Actually, neither neoliberalism nor the pandemic should hide the cracks in the domestic economy. Before the President locked down the country, students on several campuses in Eastern Cape were already burning tires to protest against accommodation, registration, unpaid allowances, and students’ historical debts. These issues do not result from market-friendly policies, but from certain promises by the states to provide certain services to students, sometimes despite their impracticality.

Neoliberalism is fundamentally flawed, but our policy makers, lawyers, and economists have not yet offered us any other workable route. They will not be able to overhaul finance, economics, and international economic law wholesale soon. This sort of drastic changes will require massive resources and investments, spread over a long period of time. For the present, a more realistic strategy consists in adapting the flawed existing models to better suit the continent’s unique circumstances. As Jared Diamond wrote in his book Upheaval, nations that have successfully overcome existential threats are those that ‘selectively adapted’ existing technologies and economic models. South Africa has perhaps arrived at such moment of truth. But, instead of jettisoning traditional finance, South Africa may decide to innovate and creatively ‘adapt’ it to its own circumstances.

Though the pandemic sent it into a downward spiral, the world of finance has retained one of its safer and more useful functions: bonds. The African Development Bank raised 3 billion US dollars by issuing corona-related bonds.
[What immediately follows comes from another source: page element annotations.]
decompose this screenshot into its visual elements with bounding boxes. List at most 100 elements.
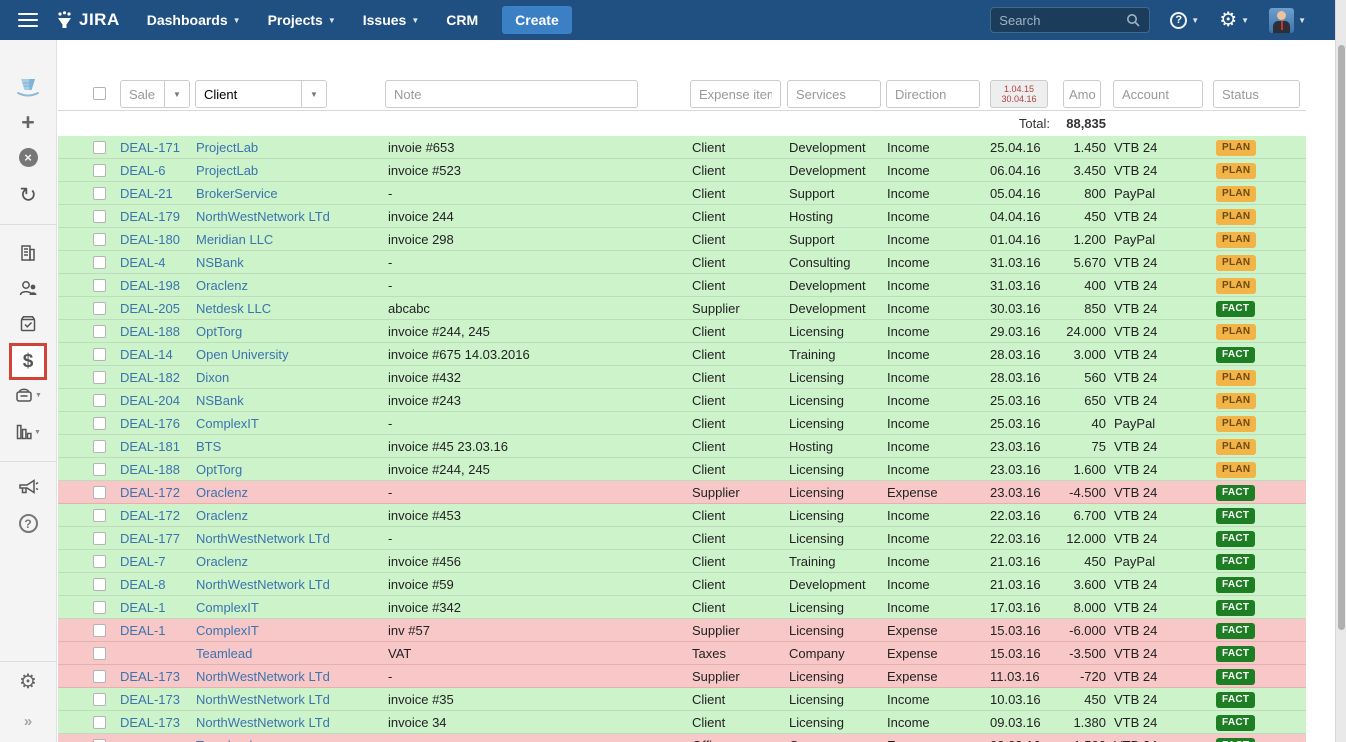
help-menu[interactable]: ? ▼ bbox=[1170, 12, 1199, 29]
counterparty-link[interactable]: NorthWestNetwork LTd bbox=[196, 669, 388, 684]
expense-items-filter-input[interactable] bbox=[690, 80, 781, 108]
app-switcher-icon[interactable] bbox=[18, 13, 38, 27]
status-badge[interactable]: FACT bbox=[1216, 485, 1255, 501]
row-checkbox[interactable] bbox=[93, 716, 106, 729]
status-badge[interactable]: FACT bbox=[1216, 623, 1255, 639]
create-button[interactable]: Create bbox=[502, 6, 572, 34]
counterparty-link[interactable]: OptTorg bbox=[196, 462, 388, 477]
redo-icon[interactable]: ↻ bbox=[0, 185, 56, 207]
row-checkbox[interactable] bbox=[93, 371, 106, 384]
counterparty-link[interactable]: Oraclenz bbox=[196, 278, 388, 293]
row-checkbox[interactable] bbox=[93, 440, 106, 453]
row-checkbox[interactable] bbox=[93, 670, 106, 683]
status-badge[interactable]: FACT bbox=[1216, 508, 1255, 524]
status-badge[interactable]: PLAN bbox=[1216, 416, 1256, 432]
deal-key-link[interactable]: DEAL-14 bbox=[120, 347, 196, 362]
counterparty-link[interactable]: Oraclenz bbox=[196, 485, 388, 500]
sidebar-help-icon[interactable]: ? bbox=[0, 514, 56, 533]
counterparty-link[interactable]: NorthWestNetwork LTd bbox=[196, 531, 388, 546]
status-badge[interactable]: PLAN bbox=[1216, 439, 1256, 455]
row-checkbox[interactable] bbox=[93, 486, 106, 499]
note-filter-input[interactable] bbox=[385, 80, 638, 108]
deal-key-link[interactable]: DEAL-181 bbox=[120, 439, 196, 454]
status-badge[interactable]: FACT bbox=[1216, 646, 1255, 662]
deal-key-link[interactable]: DEAL-172 bbox=[120, 508, 196, 523]
row-checkbox[interactable] bbox=[93, 233, 106, 246]
counterparty-link[interactable]: ComplexIT bbox=[196, 600, 388, 615]
status-filter-input[interactable] bbox=[1213, 80, 1300, 108]
select-all-checkbox[interactable] bbox=[93, 87, 106, 100]
status-badge[interactable]: FACT bbox=[1216, 554, 1255, 570]
deal-key-link[interactable]: DEAL-7 bbox=[120, 554, 196, 569]
status-badge[interactable]: PLAN bbox=[1216, 278, 1256, 294]
archive-icon[interactable]: ▼ bbox=[0, 386, 56, 404]
status-badge[interactable]: PLAN bbox=[1216, 370, 1256, 386]
deal-key-link[interactable]: DEAL-198 bbox=[120, 278, 196, 293]
status-badge[interactable]: FACT bbox=[1216, 692, 1255, 708]
deal-key-link[interactable]: DEAL-21 bbox=[120, 186, 196, 201]
counterparty-link[interactable]: NorthWestNetwork LTd bbox=[196, 209, 388, 224]
counterparty-link[interactable]: NorthWestNetwork LTd bbox=[196, 692, 388, 707]
deal-key-link[interactable]: DEAL-179 bbox=[120, 209, 196, 224]
counterparty-link[interactable]: Open University bbox=[196, 347, 388, 362]
row-checkbox[interactable] bbox=[93, 693, 106, 706]
deal-key-link[interactable]: DEAL-4 bbox=[120, 255, 196, 270]
deal-key-link[interactable]: DEAL-188 bbox=[120, 462, 196, 477]
deal-key-link[interactable]: DEAL-1 bbox=[120, 600, 196, 615]
counterparty-select[interactable]: Client ▼ bbox=[195, 80, 327, 108]
search-input[interactable] bbox=[999, 13, 1126, 28]
counterparty-link[interactable]: NSBank bbox=[196, 255, 388, 270]
deal-key-link[interactable]: DEAL-188 bbox=[120, 324, 196, 339]
deal-key-link[interactable]: DEAL-172 bbox=[120, 485, 196, 500]
deal-key-link[interactable]: DEAL-177 bbox=[120, 531, 196, 546]
counterparty-link[interactable]: NorthWestNetwork LTd bbox=[196, 577, 388, 592]
status-badge[interactable]: FACT bbox=[1216, 600, 1255, 616]
row-checkbox[interactable] bbox=[93, 532, 106, 545]
status-badge[interactable]: FACT bbox=[1216, 669, 1255, 685]
contacts-icon[interactable] bbox=[0, 278, 56, 298]
status-badge[interactable]: PLAN bbox=[1216, 255, 1256, 271]
reports-icon[interactable]: ▼ bbox=[0, 423, 56, 441]
deal-key-link[interactable]: DEAL-6 bbox=[120, 163, 196, 178]
counterparty-link[interactable]: Netdesk LLC bbox=[196, 301, 388, 316]
announcement-icon[interactable] bbox=[0, 477, 56, 497]
counterparty-link[interactable]: BTS bbox=[196, 439, 388, 454]
row-checkbox[interactable] bbox=[93, 279, 106, 292]
counterparty-link[interactable]: ProjectLab bbox=[196, 163, 388, 178]
products-icon[interactable] bbox=[0, 314, 56, 334]
deal-key-link[interactable]: DEAL-176 bbox=[120, 416, 196, 431]
row-checkbox[interactable] bbox=[93, 624, 106, 637]
counterparty-link[interactable]: NorthWestNetwork LTd bbox=[196, 715, 388, 730]
status-badge[interactable]: PLAN bbox=[1216, 186, 1256, 202]
counterparty-link[interactable]: ComplexIT bbox=[196, 623, 388, 638]
dropdown-button[interactable]: ▼ bbox=[164, 81, 189, 107]
status-badge[interactable]: PLAN bbox=[1216, 324, 1256, 340]
deal-key-link[interactable]: DEAL-1 bbox=[120, 623, 196, 638]
dropdown-button[interactable]: ▼ bbox=[301, 81, 326, 107]
close-icon[interactable]: × bbox=[0, 148, 56, 167]
row-checkbox[interactable] bbox=[93, 647, 106, 660]
counterparty-link[interactable]: Teamlead bbox=[196, 738, 388, 742]
counterparty-link[interactable]: Oraclenz bbox=[196, 508, 388, 523]
row-checkbox[interactable] bbox=[93, 325, 106, 338]
deal-key-link[interactable]: DEAL-173 bbox=[120, 669, 196, 684]
direction-filter-input[interactable] bbox=[886, 80, 980, 108]
amount-filter-input[interactable] bbox=[1063, 80, 1101, 108]
nav-issues[interactable]: Issues▼ bbox=[363, 12, 420, 28]
user-profile-menu[interactable]: ▼ bbox=[1269, 8, 1306, 33]
counterparty-link[interactable]: ComplexIT bbox=[196, 416, 388, 431]
companies-icon[interactable] bbox=[0, 243, 56, 263]
row-checkbox[interactable] bbox=[93, 164, 106, 177]
counterparty-link[interactable]: Dixon bbox=[196, 370, 388, 385]
row-checkbox[interactable] bbox=[93, 578, 106, 591]
row-checkbox[interactable] bbox=[93, 601, 106, 614]
vertical-scrollbar[interactable] bbox=[1335, 0, 1346, 742]
scrollbar-thumb[interactable] bbox=[1338, 45, 1345, 630]
status-badge[interactable]: PLAN bbox=[1216, 209, 1256, 225]
row-checkbox[interactable] bbox=[93, 141, 106, 154]
status-badge[interactable]: FACT bbox=[1216, 715, 1255, 731]
services-filter-input[interactable] bbox=[787, 80, 881, 108]
status-badge[interactable]: PLAN bbox=[1216, 140, 1256, 156]
jira-logo[interactable]: JIRA bbox=[55, 10, 120, 30]
transaction-type-select[interactable]: Sale ▼ bbox=[120, 80, 190, 108]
With all the ‘Big Three’ credit rating agencies having downgraded South Africa’s sovereign debt to junk status, tapping into global financial markets becomes almost inevitable for an economy like South Africa’s, with low savings and high household debts.

True, Amin and dependency theorists would lament that touching Western money will make South Africa very sick. But developing countries will get sicker if they do not borrow in these challenging times. Maybe the real tragedy of this pandemic lies in having to choose between evils, between the types of illness a nation is willing to suffer. Given these dilemmas, now I think that the masked air hostess was smirking.